July 1, 2014
Industry Support of FDA’s Voluntary Guidelines Does Little to Address Antibiotic Resistance
Full industry participation of the Food and Drug Administration’s (FDA) antimicrobial resistance strategy is not likely to reduce antibiotic use in food animal production or improve public health, said researchers from the Johns Hopkins Center for a Livable Future.

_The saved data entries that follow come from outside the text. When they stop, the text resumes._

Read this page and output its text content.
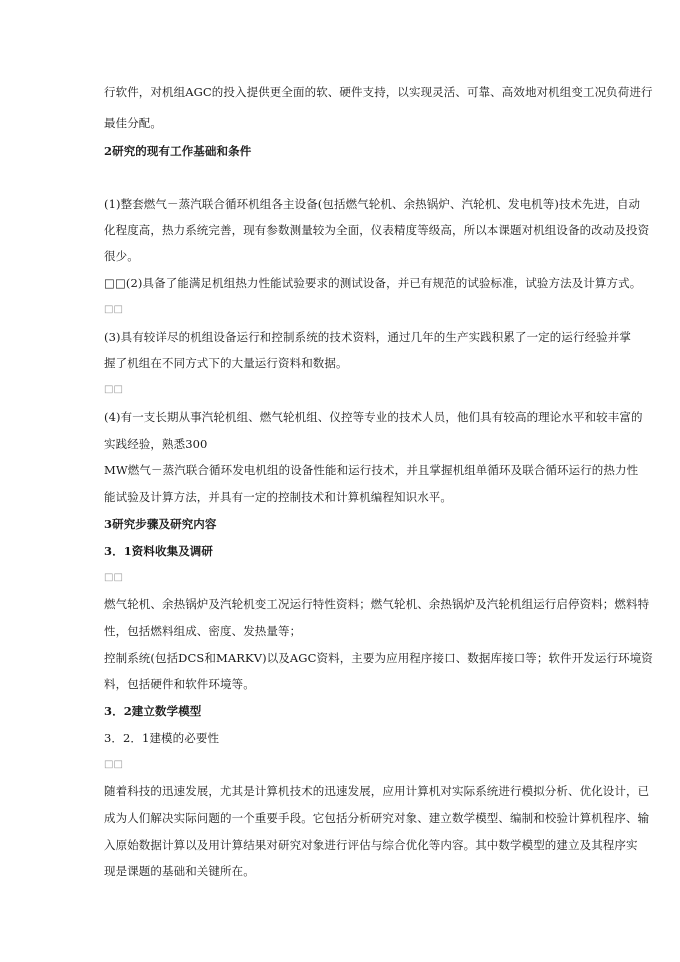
行软件，对机组AGC的投入提供更全面的软、硬件支持，以实现灵活、可靠、高效地对机组变工况负荷进行
最佳分配。
2研究的现有工作基础和条件
(1)整套燃气－蒸汽联合循环机组各主设备(包括燃气轮机、余热锅炉、汽轮机、发电机等)技术先进，自动
化程度高，热力系统完善，现有参数测量较为全面，仪表精度等级高，所以本课题对机组设备的改动及投资
很少。
□□(2)具备了能满足机组热力性能试验要求的测试设备，并已有规范的试验标准，试验方法及计算方式。
□□
(3)具有较详尽的机组设备运行和控制系统的技术资料，通过几年的生产实践积累了一定的运行经验并掌
握了机组在不同方式下的大量运行资料和数据。
□□
(4)有一支长期从事汽轮机组、燃气轮机组、仪控等专业的技术人员，他们具有较高的理论水平和较丰富的
实践经验，熟悉300
MW燃气－蒸汽联合循环发电机组的设备性能和运行技术，并且掌握机组单循环及联合循环运行的热力性
能试验及计算方法，并具有一定的控制技术和计算机编程知识水平。
3研究步骤及研究内容
3．1资料收集及调研
□□
燃气轮机、余热锅炉及汽轮机变工况运行特性资料；燃气轮机、余热锅炉及汽轮机组运行启停资料；燃料特
性，包括燃料组成、密度、发热量等；
控制系统(包括DCS和MARKV)以及AGC资料，主要为应用程序接口、数据库接口等；软件开发运行环境资
料，包括硬件和软件环境等。
3．2建立数学模型
3．2．1建模的必要性
□□
随着科技的迅速发展，尤其是计算机技术的迅速发展，应用计算机对实际系统进行模拟分析、优化设计，已
成为人们解决实际问题的一个重要手段。它包括分析研究对象、建立数学模型、编制和校验计算机程序、输
入原始数据计算以及用计算结果对研究对象进行评估与综合优化等内容。其中数学模型的建立及其程序实
现是课题的基础和关键所在。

In a six-month progress report, the FDA highlights their antimicrobial strategy and touts “full industry engagement” of voluntary guidelines established in December 2013. The guidelines were criticized upon their release for only asking companies to end sales of antibiotics to promote animal growth while endorsing the continued use of many of the same antibiotics to compensate for overcrowded and unsanitary conditions—a practice known as “disease prevention.” Both types of antibiotic use involve giving low doses of antibiotics to food animals, and research has shown that low-dose use makes these drugs less effective for treating sick people.

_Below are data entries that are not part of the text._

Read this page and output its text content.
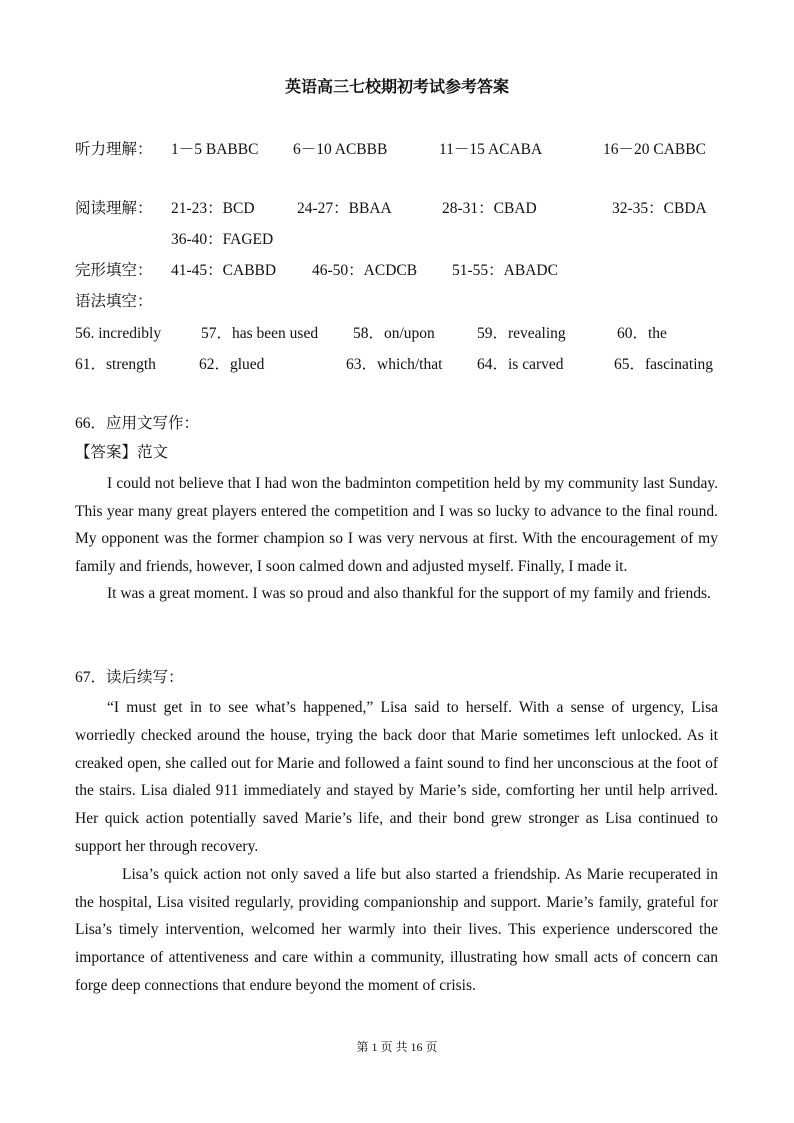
英语高三七校期初考试参考答案
听力理解： 1－5 BABBC 6－10 ACBBB	11－15 ACABA	16－20 CABBC
阅读理解： 21-23：BCD	24-27：BBAA	28-31：CBAD	32-35：CBDA
36-40：FAGED
完形填空： 41-45：CABBD 46-50：ACDCB 51-55：ABADC
语法填空：
56. incredibly	57．has been used 58．on/upon	59．revealing	60．the
61．strength	62．glued	63．which/that 64．is carved	65．fascinating
66．应用文写作：
【答案】范文

I could not believe that I had won the badminton competition held by my community last Sunday. This year many great players entered the competition and I was so lucky to advance to the final round. My opponent was the former champion so I was very nervous at first. With the encouragement of my family and friends, however, I soon calmed down and adjusted myself. Finally, I made it.

It was a great moment. I was so proud and also thankful for the support of my family and friends.

67．读后续写：

“I must get in to see what’s happened,” Lisa said to herself. With a sense of urgency, Lisa worriedly checked around the house, trying the back door that Marie sometimes left unlocked. As it creaked open, she called out for Marie and followed a faint sound to find her unconscious at the foot of the stairs. Lisa dialed 911 immediately and stayed by Marie’s side, comforting her until help arrived. Her quick action potentially saved Marie’s life, and their bond grew stronger as Lisa continued to support her through recovery.

Lisa’s quick action not only saved a life but also started a friendship. As Marie recuperated in the hospital, Lisa visited regularly, providing companionship and support. Marie’s family, grateful for Lisa’s timely intervention, welcomed her warmly into their lives. This experience underscored the importance of attentiveness and care within a community, illustrating how small acts of concern can forge deep connections that endure beyond the moment of crisis.

第 1 页 共 16 页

Because growth promotion and disease prevention uses are similar and the guidelines address one but not the other, scientists are concerned that growth promotion will continue unchanged under the pretense of disease prevention.
“Without sales data, there is no way to translate this into actual changes in the amount or nature of antibiotic use moving forward. This progress report really only highlights our earlier calls for a formal, transparent evaluation of progress. Without that, there is no way to know if their approach is having any impact,” said Keeve Nachman, PhD, MHS, a scientist at the CLF.